Justiça determina regularização de empresas localizadas na Ilha da Fumaça
Sentença fixa prazos, prevê suspensão de atividades e cobra recuperação de área com indícios de contaminação
A Justiça Federal atendeu parcialmente a uma ação civil pública do Ministério Público Federal (MPF) e determinou medidas para regularizar atividades potencialmente poluidoras na Ilha da Fumaça, em Vitória. A área, que pertence à União, vinha sendo ocupada por empresas sem o devido licenciamento ambiental, segundo apuração do MPF, em um contexto de risco de degradação na Baía de Vitória.
Na sentença, a empresa Deltacar foi obrigada a interromper imediatamente as operações na ilha até obter a licença ambiental e comprovar a implantação de controles adequados. Perícia judicial apontou indícios considerados graves, como manchas de óleo no solo e armazenamento inadequado de produtos químicos. Além da paralisação, a decisão também condena a empresa a recuperar a área degradada.
Outras duas empresas citadas no processo, Bravamar e Marcmar, terão 90 dias para apresentar comprovação de providências para regularização junto aos órgãos competentes. Caso não seja demonstrado avanço no licenciamento e nas adequações exigidas, as atividades poderão ser suspensas. O juiz levou em conta que, apesar das irregularidades, as duas já iniciaram medidas de adequação e exercem papel relevante para a economia local.

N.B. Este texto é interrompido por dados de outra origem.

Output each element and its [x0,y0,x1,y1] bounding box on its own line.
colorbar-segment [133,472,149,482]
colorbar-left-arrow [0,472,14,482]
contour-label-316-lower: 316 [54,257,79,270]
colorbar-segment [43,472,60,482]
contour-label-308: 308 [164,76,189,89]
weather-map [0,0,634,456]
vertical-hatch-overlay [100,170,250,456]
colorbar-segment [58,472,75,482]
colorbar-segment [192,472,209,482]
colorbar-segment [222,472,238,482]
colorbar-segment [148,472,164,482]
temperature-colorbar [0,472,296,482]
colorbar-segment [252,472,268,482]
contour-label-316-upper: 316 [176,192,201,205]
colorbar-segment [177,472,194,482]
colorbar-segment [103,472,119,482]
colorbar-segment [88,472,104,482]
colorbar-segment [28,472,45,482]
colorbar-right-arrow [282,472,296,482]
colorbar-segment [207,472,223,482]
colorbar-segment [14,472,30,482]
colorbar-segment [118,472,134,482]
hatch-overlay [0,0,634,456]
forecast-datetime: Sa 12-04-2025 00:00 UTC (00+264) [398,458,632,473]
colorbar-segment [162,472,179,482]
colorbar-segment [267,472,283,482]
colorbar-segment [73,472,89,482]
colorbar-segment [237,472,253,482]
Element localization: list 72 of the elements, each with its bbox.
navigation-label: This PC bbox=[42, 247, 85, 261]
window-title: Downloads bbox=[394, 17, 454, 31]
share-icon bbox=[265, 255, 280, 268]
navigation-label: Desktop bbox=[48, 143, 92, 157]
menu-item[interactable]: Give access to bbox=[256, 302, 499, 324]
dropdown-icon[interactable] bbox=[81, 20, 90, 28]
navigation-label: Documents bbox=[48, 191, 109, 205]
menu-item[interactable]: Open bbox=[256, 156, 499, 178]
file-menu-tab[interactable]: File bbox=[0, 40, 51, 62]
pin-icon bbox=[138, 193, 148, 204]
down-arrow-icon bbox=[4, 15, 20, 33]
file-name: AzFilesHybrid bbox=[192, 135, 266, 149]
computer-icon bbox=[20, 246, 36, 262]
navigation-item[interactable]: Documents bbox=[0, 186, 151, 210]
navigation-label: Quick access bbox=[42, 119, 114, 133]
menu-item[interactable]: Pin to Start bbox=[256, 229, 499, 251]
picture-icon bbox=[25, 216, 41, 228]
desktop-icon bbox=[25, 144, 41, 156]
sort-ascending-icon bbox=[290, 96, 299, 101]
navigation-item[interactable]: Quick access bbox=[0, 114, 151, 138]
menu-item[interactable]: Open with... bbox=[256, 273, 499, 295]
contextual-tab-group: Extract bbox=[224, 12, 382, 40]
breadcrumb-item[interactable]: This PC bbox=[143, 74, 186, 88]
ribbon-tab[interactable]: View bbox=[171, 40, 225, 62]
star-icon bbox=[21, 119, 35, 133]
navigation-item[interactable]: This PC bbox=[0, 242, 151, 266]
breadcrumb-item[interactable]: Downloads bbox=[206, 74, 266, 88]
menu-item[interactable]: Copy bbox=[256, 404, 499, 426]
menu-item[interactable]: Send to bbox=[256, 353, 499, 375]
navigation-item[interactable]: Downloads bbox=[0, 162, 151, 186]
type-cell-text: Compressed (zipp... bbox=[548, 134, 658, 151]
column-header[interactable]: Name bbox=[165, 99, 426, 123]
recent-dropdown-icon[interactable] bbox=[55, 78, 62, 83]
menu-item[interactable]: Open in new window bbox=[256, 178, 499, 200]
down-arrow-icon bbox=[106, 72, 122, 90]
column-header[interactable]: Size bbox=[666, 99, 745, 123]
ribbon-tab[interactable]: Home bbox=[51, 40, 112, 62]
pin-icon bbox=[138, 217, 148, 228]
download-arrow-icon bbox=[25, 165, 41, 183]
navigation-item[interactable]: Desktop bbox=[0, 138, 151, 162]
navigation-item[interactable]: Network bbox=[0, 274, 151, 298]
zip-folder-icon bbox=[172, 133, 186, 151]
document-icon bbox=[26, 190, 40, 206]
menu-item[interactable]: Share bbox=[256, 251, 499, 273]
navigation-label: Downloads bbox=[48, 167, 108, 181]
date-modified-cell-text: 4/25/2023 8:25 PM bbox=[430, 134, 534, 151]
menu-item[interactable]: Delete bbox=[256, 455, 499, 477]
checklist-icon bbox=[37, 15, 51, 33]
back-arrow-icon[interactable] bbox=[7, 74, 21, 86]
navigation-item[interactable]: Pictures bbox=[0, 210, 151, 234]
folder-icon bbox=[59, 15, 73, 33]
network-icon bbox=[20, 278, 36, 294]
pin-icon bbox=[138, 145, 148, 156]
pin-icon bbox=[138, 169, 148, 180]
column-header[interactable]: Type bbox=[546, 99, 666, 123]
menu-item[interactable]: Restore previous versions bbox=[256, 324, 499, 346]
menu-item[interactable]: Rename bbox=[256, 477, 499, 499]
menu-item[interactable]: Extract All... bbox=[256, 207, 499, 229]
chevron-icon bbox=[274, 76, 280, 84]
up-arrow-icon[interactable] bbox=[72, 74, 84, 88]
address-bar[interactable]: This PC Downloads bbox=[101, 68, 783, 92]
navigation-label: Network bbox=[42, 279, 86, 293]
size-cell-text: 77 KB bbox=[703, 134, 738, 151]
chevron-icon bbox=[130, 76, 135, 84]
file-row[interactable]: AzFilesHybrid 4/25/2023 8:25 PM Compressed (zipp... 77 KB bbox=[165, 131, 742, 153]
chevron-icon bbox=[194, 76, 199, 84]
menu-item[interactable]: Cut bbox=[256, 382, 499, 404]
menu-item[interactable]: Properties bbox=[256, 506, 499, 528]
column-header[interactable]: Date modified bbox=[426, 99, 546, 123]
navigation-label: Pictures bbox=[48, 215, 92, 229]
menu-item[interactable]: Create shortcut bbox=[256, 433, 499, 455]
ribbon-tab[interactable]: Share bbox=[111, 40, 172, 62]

A decisão ainda determina que o Instituto Estadual de Meio Ambiente e Recursos Hídricos (Iema) dê andamento aos processos de licenciamento pendentes no prazo de 30 dias. Para o MPF, a intervenção judicial era necessária para impedir danos ambientais irreversíveis, citando, entre os pontos de atenção, o manuseio de derivados de petróleo em área de proteção ambiental.
Embora seja um terreno da União, a Ilha da Fumaça está aforada desde 1922 para uma família tradicional do Estado, com pagamento de uma "taxa" à União. No passado, o local abrigou atividades como casas de shows e boates, mas hoje é ocupado por empresas ligadas à manutenção de embarcações e apoio marítimo ao Porto de Vitória. Em outro caso envolvendo aforamento, em 2024, um empresário foi condenado após ação do MPF por impedir o acesso de cidadãos à praia da Ilha da Baleia, com práticas ilegais de intimidação.